Par conséquent, les personnes victimes d'agression ou ayant subi un choc émotionnel au temps et lieu du travail, développant à la suite des faits des pathologies dues au stress post traumatiques, peuvent bénéficier de la prise en charge spécifique aux accidents du travail.
Par la jurisprudence « SNECMA », la Chambre Sociale de la Cour de Cassation avait imposait le 5 mars 2008, que l'employeur qui dans le cadre de son pouvoir de direction mettait en œuvre des mesures ayant pour objet ou pour effet de compromettre la santé ou la sécurité des travailleurs soit systématiquement condamné.
Jusqu'en 2015, l'employeur avait une obligation de résultat. Dès lors qu'il y avait atteinte à la santé d'un salarié, la responsabilité de l'employeur était engagée pour un manquement à l'obligation de sécurité de résultat. C'était là une responsabilité excessive entraînant systématiquement sa responsabilité sauf cas de force majeure. En aucun cas l'employeur ne se voyait encouragé à prendre des mesures de prévention de protection des salariés.

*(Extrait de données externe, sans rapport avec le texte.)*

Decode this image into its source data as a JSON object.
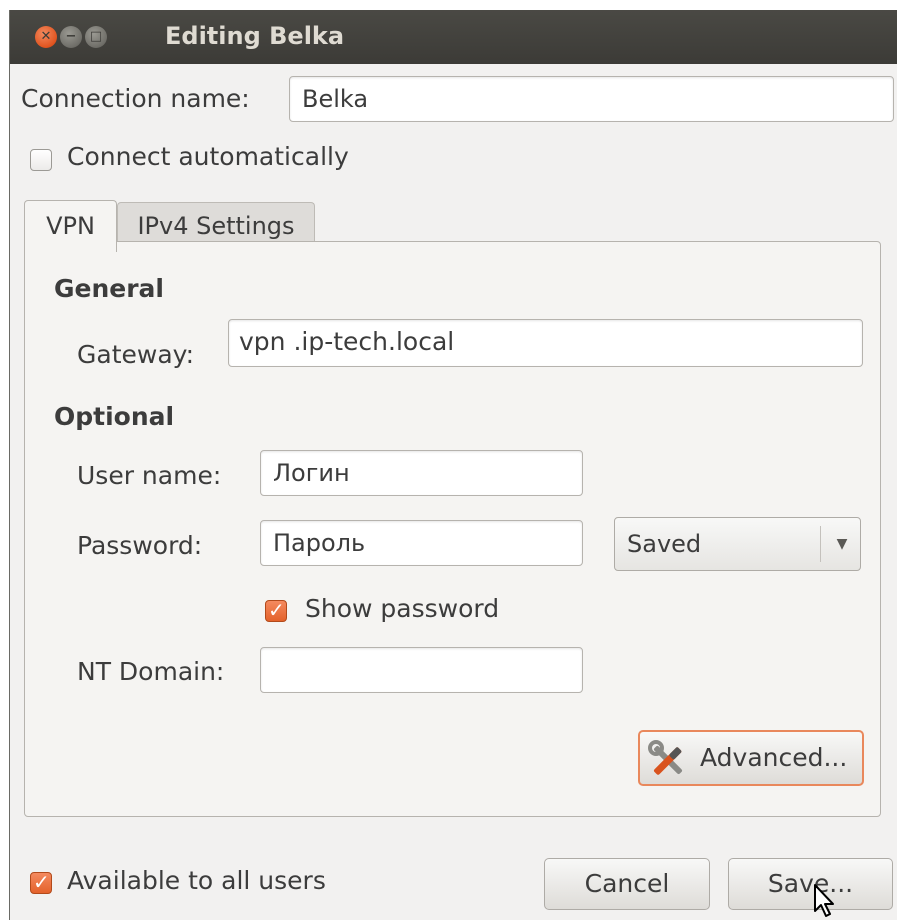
{
  "window": {
    "title": "Editing Belka"
  },
  "connection": {
    "name_label": "Connection name:",
    "name_value": "Belka",
    "auto_connect_label": "Connect automatically",
    "auto_connect_checked": false
  },
  "tabs": [
    {
      "label": "VPN",
      "active": true
    },
    {
      "label": "IPv4 Settings",
      "active": false
    }
  ],
  "vpn": {
    "general_heading": "General",
    "gateway_label": "Gateway:",
    "gateway_value": "vpn .ip-tech.local",
    "optional_heading": "Optional",
    "username_label": "User name:",
    "username_value": "Логин",
    "password_label": "Password:",
    "password_value": "Пароль",
    "password_storage": "Saved",
    "show_password_label": "Show password",
    "show_password_checked": true,
    "nt_domain_label": "NT Domain:",
    "nt_domain_value": "",
    "advanced_label": "Advanced..."
  },
  "footer": {
    "all_users_label": "Available to all users",
    "all_users_checked": true,
    "cancel_label": "Cancel",
    "save_label": "Save..."
  },
  "icons": {
    "window_close": "close-icon",
    "window_minimize": "minimize-icon",
    "window_maximize": "maximize-icon",
    "advanced": "tools-icon",
    "dropdown": "chevron-down-icon",
    "cursor": "mouse-pointer-icon"
  },
  "colors": {
    "accent": "#e4622b",
    "titlebar": "#3c3b37",
    "window_bg": "#f2f1f0"
  }
}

Le 25 novembre 2015, la Cour de Cassation a rendu un arrêt de principe « Air France » par lequel la possibilité pour l'employeur de s'exonérer autrement qu'en faisant appel à la force majeure est entrouverte. Les employeurs ayant pour préoccupations les risques professionnels et ayant mis des moyens de prévention adaptés en place ne peuvent plus être responsables du seul fait de la réalisation du risque.
Dans cet arrêt, un membre du personnel navigant d'Air France fut témoin des attentats du 11 septembre. 5 ans et demi plus tard, il est pris d'une crise de panique en partant rejoindre son bord et mis en arrêt de travail. Il saisit fin 2008, le Conseil de prud'hommes pour pouvoir condamner son employeur à lui payer des dommages intérêts pour manquement à son obligation de sécurité après les attentats. En l'espèce, la Cour d'appel se voyait reprochée de ne pas avoir recherché si la société Air France avait mis en place un suivi psychologique de l'intéressé. La Cour de Cassation avait rendu un attendu de principe : « Mais attendu que ne méconnaît pas l'obligation légale lui imposant de prendre les mesures nécessaires pour assurer la sécurité et protéger la santé physique et mentale des travailleurs, l'employeur qui justifie avoir pris toutes les mesures prévues par les articles L. 4121-1 et L. 4121-2 du code du travail ». L'obligation de sécurité n'est plus une obligation de résultat mais une obligation de moyen renforcée, l'employeur pouvant s'exonérer de sa responsabilité en rapportant la preuve des mesures mises en œuvre.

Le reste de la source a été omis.